Thursday, 11 December 2014

We Think the World of You

This tragicomic novel, published in 1960, is largely concerned with Evie, a German Shepherd dog, whose master, Johnny, has been sent to prison for theft. It deals with both the incarceration of Johnny and the captivity of his dog at his parents’ London home. This is reflective of the author’s experience as a prisoner of war in Switzerland during the First World War.



The author, Joe Ackerley (born 4 November 1896), received a commission as a Second Lieutenant in the 8th Battalion of the East Surrey Regiment. He went to France in June 1915. On the first day of the Battle of the Somme (1 July 1916) he was wounded both by a gunshot to the arm and by shrapnel to one side of his body. He was rescued from a shell-hole having been lying there injured for six hours. He was invalided home but soon recovered and returned to duty on the Western Front. In May 1917 he was wounded in the leg while leading an attack near Arras and was captured by German forces. He spent the remainder of the conflict as a prisoner of war, being moved from camp to camp before ending up as an internee in a resort hotel in Switzerland. During his detention he began to write the play Prisoners of War.

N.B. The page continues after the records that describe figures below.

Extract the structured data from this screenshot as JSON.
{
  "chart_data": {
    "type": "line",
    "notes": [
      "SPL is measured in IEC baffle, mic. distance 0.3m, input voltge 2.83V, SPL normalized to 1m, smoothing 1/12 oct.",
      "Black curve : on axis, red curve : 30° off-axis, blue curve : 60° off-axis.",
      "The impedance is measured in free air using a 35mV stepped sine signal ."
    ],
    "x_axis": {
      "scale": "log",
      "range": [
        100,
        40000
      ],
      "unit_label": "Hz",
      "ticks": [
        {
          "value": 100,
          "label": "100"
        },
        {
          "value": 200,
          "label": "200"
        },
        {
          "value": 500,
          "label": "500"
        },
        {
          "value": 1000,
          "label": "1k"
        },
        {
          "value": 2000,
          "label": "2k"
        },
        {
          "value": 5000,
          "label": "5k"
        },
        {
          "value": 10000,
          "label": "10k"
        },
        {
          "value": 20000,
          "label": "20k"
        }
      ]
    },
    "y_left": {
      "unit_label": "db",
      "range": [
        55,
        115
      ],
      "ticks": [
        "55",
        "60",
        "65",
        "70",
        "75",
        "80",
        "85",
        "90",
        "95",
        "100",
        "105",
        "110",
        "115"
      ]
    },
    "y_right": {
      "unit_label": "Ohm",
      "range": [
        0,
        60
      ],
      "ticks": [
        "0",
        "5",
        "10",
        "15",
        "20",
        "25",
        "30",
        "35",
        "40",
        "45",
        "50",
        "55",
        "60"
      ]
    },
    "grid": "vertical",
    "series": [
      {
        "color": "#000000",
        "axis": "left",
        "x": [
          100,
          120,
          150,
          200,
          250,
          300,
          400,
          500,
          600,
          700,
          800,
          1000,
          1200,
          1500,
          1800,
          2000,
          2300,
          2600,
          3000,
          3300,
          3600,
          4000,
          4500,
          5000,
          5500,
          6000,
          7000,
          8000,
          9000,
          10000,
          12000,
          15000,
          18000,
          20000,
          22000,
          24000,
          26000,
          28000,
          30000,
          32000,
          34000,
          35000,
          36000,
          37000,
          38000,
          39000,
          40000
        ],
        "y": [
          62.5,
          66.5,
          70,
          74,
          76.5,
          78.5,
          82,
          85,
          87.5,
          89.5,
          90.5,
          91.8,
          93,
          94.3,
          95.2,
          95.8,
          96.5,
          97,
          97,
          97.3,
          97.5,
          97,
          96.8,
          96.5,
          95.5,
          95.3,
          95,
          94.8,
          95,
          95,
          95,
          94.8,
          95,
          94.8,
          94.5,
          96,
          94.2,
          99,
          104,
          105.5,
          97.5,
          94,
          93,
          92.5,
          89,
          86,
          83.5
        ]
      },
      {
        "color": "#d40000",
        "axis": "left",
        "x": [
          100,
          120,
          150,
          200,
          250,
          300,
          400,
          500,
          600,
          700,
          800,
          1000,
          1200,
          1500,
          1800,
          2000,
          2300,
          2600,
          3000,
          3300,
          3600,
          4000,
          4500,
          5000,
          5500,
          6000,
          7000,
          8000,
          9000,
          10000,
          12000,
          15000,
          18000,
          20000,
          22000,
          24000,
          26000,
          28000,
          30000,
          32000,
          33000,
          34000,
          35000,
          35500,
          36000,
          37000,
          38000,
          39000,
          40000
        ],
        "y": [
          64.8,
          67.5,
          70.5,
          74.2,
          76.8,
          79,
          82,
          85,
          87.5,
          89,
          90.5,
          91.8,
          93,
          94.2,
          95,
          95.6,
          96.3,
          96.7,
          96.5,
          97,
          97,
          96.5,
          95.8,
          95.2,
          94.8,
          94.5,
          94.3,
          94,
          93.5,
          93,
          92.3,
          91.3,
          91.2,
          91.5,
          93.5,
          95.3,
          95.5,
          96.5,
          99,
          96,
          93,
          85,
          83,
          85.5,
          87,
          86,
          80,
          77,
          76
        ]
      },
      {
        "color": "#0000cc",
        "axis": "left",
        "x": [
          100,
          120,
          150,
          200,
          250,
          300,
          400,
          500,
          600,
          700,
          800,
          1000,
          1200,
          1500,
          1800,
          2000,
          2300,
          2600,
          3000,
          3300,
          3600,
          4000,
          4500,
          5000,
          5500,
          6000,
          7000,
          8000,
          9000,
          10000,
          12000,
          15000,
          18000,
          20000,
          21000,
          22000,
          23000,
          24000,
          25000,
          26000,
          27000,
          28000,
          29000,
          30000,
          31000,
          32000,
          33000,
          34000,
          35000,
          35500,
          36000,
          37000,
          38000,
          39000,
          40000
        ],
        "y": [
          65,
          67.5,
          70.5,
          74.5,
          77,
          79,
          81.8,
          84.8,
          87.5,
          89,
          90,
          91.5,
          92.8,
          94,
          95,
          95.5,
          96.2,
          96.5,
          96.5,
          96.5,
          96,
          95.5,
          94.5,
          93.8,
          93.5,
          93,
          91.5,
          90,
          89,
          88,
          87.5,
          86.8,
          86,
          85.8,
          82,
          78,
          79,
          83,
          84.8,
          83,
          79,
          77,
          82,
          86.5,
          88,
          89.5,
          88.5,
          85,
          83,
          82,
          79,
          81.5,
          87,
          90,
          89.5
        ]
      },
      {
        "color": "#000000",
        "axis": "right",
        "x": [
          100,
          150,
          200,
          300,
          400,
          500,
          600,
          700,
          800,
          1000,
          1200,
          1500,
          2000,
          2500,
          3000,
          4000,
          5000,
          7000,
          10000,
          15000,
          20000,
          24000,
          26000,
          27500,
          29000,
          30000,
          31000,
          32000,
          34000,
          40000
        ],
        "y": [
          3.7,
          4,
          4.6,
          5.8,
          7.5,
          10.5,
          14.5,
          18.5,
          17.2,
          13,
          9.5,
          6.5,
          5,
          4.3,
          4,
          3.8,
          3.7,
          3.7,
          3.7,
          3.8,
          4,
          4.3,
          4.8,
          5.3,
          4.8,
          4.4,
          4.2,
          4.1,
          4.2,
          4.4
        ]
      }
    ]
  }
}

Ackerley was open about his homosexuality for much of his life and this novel explores the homosexual central character Frank’s love for both Johnny and Evie. The frustration that Frank experiences in his love for both Johnny and Evie is representative of the author’s own difficulty in forming loving relationships (the author had been tormented by unrequited love when a prisoner of war). Frank frequently feels estranged from Johnny and from his wife and his parents. Johnny’s father is a villian of the piece and is the one character connected by the narrative to the war in which the author fought:
“Generally a silent, ruminative sort of man, he was liable, if addressed, to respond, and would launch, in his slow, monotonous, complacent way, into reminiscenes, usually concerned with the First World War, which seemed to have neither direction, end, nor point, excepting always to exhibit himself, in a climax one had learnt to foresee... as having come off best.”

Frank thinks of Evie in affectionate terms that are normally reserved for lovers:
“She stood before me now in the failing light of this early March evening, gazing at me intently. How pretty she was! How elegantly tailored her neat sable-gray, two-piece costume! Her sharp watchful face was framed in a delicate Elizabethan ruff, which frilled out from the lobes of her ears and covered all her throat and breast with a snowy shirt-front. She stood like a statue — no, she was too lightly poised for that; more like a dancer...”
Whereas Frank succeeds in rescuing Evie from confinement in the scullery at Johnny’s parents’ home, he ends up taking full responsibility for Evie’s care and through it is both restricted and lonely:
“Advancing age has only intensified her jealousy. I have lost all my old friends, they fear her and look at me with pity or contempt. We live entirely alone. Unless with her I can never go away.”